I actually scoffed in the theater when I saw it. I was like, "This is crazy! It will never work!"
And guess what? That's the point. It doesn't work.
3. The High Tower Surprise. This is the part of the story where the plan that was being executed in Step 2 goes to pot. Things go wrong, the MC was over optimistic, and hey! The bad guys knew we were coming all along.
It looks like all is lost again, but... is it?!
This is where you have to show that growth in your MC. This is where they take who they were in Book One, combine it with what they learned in Book Two, and create a brand-new person that prevails in Book Three.
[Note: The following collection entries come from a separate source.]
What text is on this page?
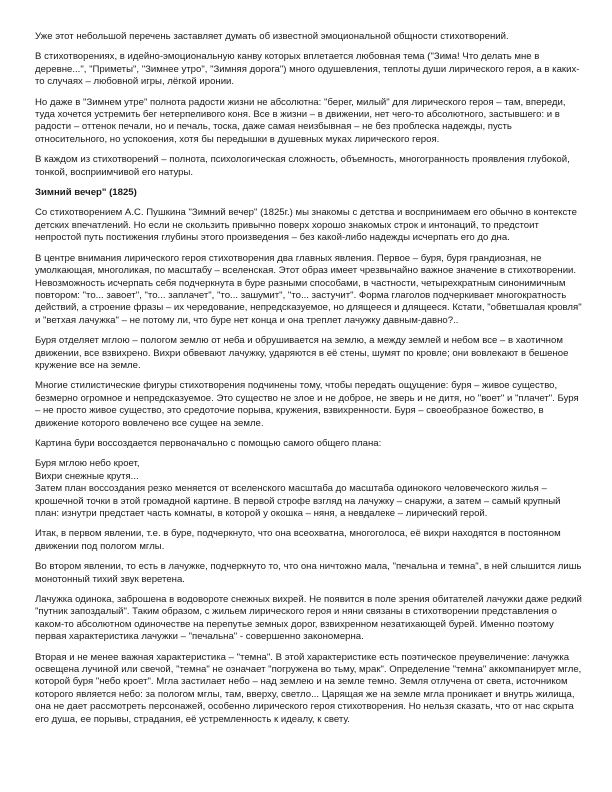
Уже этот небольшой перечень заставляет думать об известной эмоциональной общности стихотворений.

В стихотворениях, в идейно-эмоциональную канву которых вплетается любовная тема ("Зима! Что делать мне в деревне...", "Приметы", "Зимнее утро", "Зимняя дорога") много одушевления, теплоты души лирического героя, а в каких-то случаях – любовной игры, лёгкой иронии.

Но даже в "Зимнем утре" полнота радости жизни не абсолютна: "берег, милый" для лирического героя – там, впереди, туда хочется устремить бег нетерпеливого коня. Все в жизни – в движении, нет чего-то абсолютного, застывшего: и в радости – оттенок печали, но и печаль, тоска, даже самая неизбывная – не без проблеска надежды, пусть относительного, но успокоения, хотя бы передышки в душевных муках лирического героя.

В каждом из стихотворений – полнота, психологическая сложность, объемность, многогранность проявления глубокой, тонкой, восприимчивой его натуры.

Зимний вечер" (1825)

Со стихотворением А.С. Пушкина "Зимний вечер" (1825г.) мы знакомы с детства и воспринимаем его обычно в контексте детских впечатлений. Но если не скользить привычно поверх хорошо знакомых строк и интонаций, то предстоит непростой путь постижения глубины этого произведения – без какой-либо надежды исчерпать его до дна.

В центре внимания лирического героя стихотворения два главных явления. Первое – буря, буря грандиозная, не умолкающая, многоликая, по масштабу – вселенская. Этот образ имеет чрезвычайно важное значение в стихотворении. Невозможность исчерпать себя подчеркнута в буре разными способами, в частности, четырехкратным синонимичным повтором: "то... завоет", "то... заплачет", "то... зашумит", "то... застучит". Форма глаголов подчеркивает многократность действий, а строение фразы – их чередование, непредсказуемое, но длящееся и длящееся. Кстати, "обветшалая кровля" и "ветхая лачужка" – не потому ли, что буре нет конца и она треплет лачужку давным-давно?..

Буря отделяет мглою – пологом землю от неба и обрушивается на землю, а между землей и небом все – в хаотичном движении, все взвихрено. Вихри обвевают лачужку, ударяются в её стены, шумят по кровле; они вовлекают в бешеное кружение все на земле.

Многие стилистические фигуры стихотворения подчинены тому, чтобы передать ощущение: буря – живое существо, безмерно огромное и непредсказуемое. Это существо не злое и не доброе, не зверь и не дитя, но "воет" и "плачет". Буря – не просто живое существо, это средоточие порыва, кружения, взвихренности. Буря – своеобразное божество, в движение которого вовлечено все сущее на земле.

Картина бури воссоздается первоначально с помощью самого общего плана:

Буря мглою небо кроет,
Вихри снежные крутя...

Затем план воссоздания резко меняется от вселенского масштаба до масштаба одинокого человеческого жилья – крошечной точки в этой громадной картине. В первой строфе взгляд на лачужку – снаружи, а затем – самый крупный план: изнутри предстает часть комнаты, в которой у окошка – няня, а невдалеке – лирический герой.

Итак, в первом явлении, т.е. в буре, подчеркнуто, что она всеохватна, многоголоса, её вихри находятся в постоянном движении под пологом мглы.

Во втором явлении, то есть в лачужке, подчеркнуто то, что она ничтожно мала, "печальна и темна", в ней слышится лишь монотонный тихий звук веретена.

Лачужка одинока, заброшена в водовороте снежных вихрей. Не появится в поле зрения обитателей лачужки даже редкий "путник запоздалый". Таким образом, с жильем лирического героя и няни связаны в стихотворении представления о каком-то абсолютном одиночестве на перепутье земных дорог, взвихренном незатихающей бурей. Именно поэтому первая характеристика лачужки – "печальна" - совершенно закономерна.

Вторая и не менее важная характеристика – "темна". В этой характеристике есть поэтическое преувеличение: лачужка освещена лучиной или свечой, "темна" не означает "погружена во тьму, мрак". Определение "темна" аккомпанирует мгле, которой буря "небо кроет". Мгла застилает небо – над землею и на земле темно. Земля отлучена от света, источником которого является небо: за пологом мглы, там, вверху, светло... Царящая же на земле мгла проникает и внутрь жилища, она не дает рассмотреть персонажей, особенно лирического героя стихотворения. Но нельзя сказать, что от нас скрыта его душа, ее порывы, страдания, её устремленность к идеалу, к свету.
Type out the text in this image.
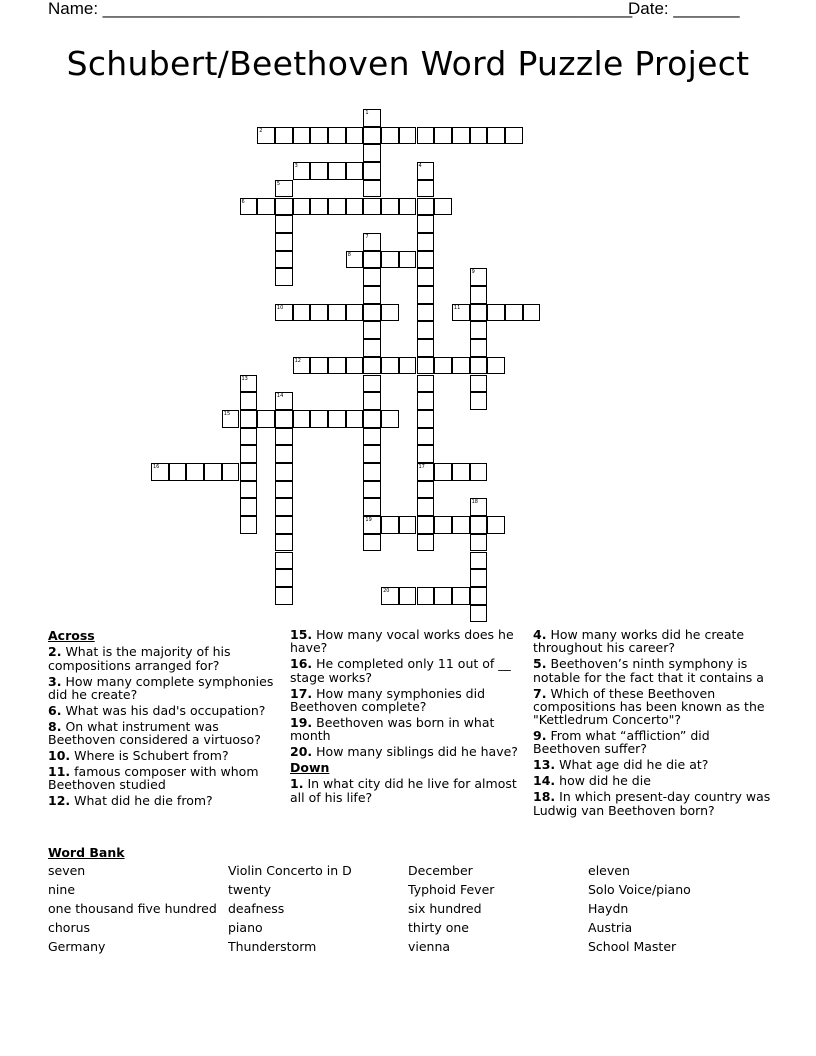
Name: ________________________________________________________
Date: _______
Schubert/Beethoven Word Puzzle Project
1
2
3	4
17
5
6
7
19
8
9
10	11
12
13
14
15
16
18
20
Across
2. What is the majority of his compositions arranged for?
3. How many complete symphonies did he create?
6. What was his dad's occupation?
8. On what instrument was Beethoven considered a virtuoso?
10. Where is Schubert from?
11. famous composer with whom Beethoven studied
12. What did he die from?
15. How many vocal works does he have?
16. He completed only 11 out of __ stage works?
17. How many symphonies did Beethoven complete?
19. Beethoven was born in what month
20. How many siblings did he have?
Down
1. In what city did he live for almost all of his life?
4. How many works did he create throughout his career?
5. Beethoven’s ninth symphony is notable for the fact that it contains a
7. Which of these Beethoven compositions has been known as the "Kettledrum Concerto"?
9. From what “affliction” did Beethoven suffer?
13. What age did he die at?
14. how did he die
18. In which present-day country was Ludwig van Beethoven born?
Word Bank
seven
nine
one thousand five hundred
chorus
Germany
Violin Concerto in D
twenty
deafness
piano
Thunderstorm
December
Typhoid Fever
six hundred
thirty one
vienna
eleven
Solo Voice/piano
Haydn
Austria
School Master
Because Act Three (and thus Book Three) is all about synthesis. Word math moment:
Who they were before + What they learned = New person who will overcome
This allows the MC to Dig Down Deep. They're forced to do so because A) there's no back-up plan, B) no one on their team has a solution, and C) they have nothing either. Thus, they have to Dig Down Deep to really strip away everything they thought they knew, and take that leap of faith into the great unknown.
It's when Harry goes into the forest -- alone -- to face Voldemort, and ultimately his death.
Which paves the way for the Execution of the New Plan. And guess what, folks? This one works. It works, because the MC has let go of what they once were. They've searched the deepest parts of themselves, and took a step into the unknown. It works, because the person the MC has become is exactly who was needed all along to overthrow the villain. They weren't that person at the beginning, or the middle, but by the end?
Yeah, they're that person.
And that's what Book Three is about. Synthesizing your MC into the person they need to be to execute the plan that will work.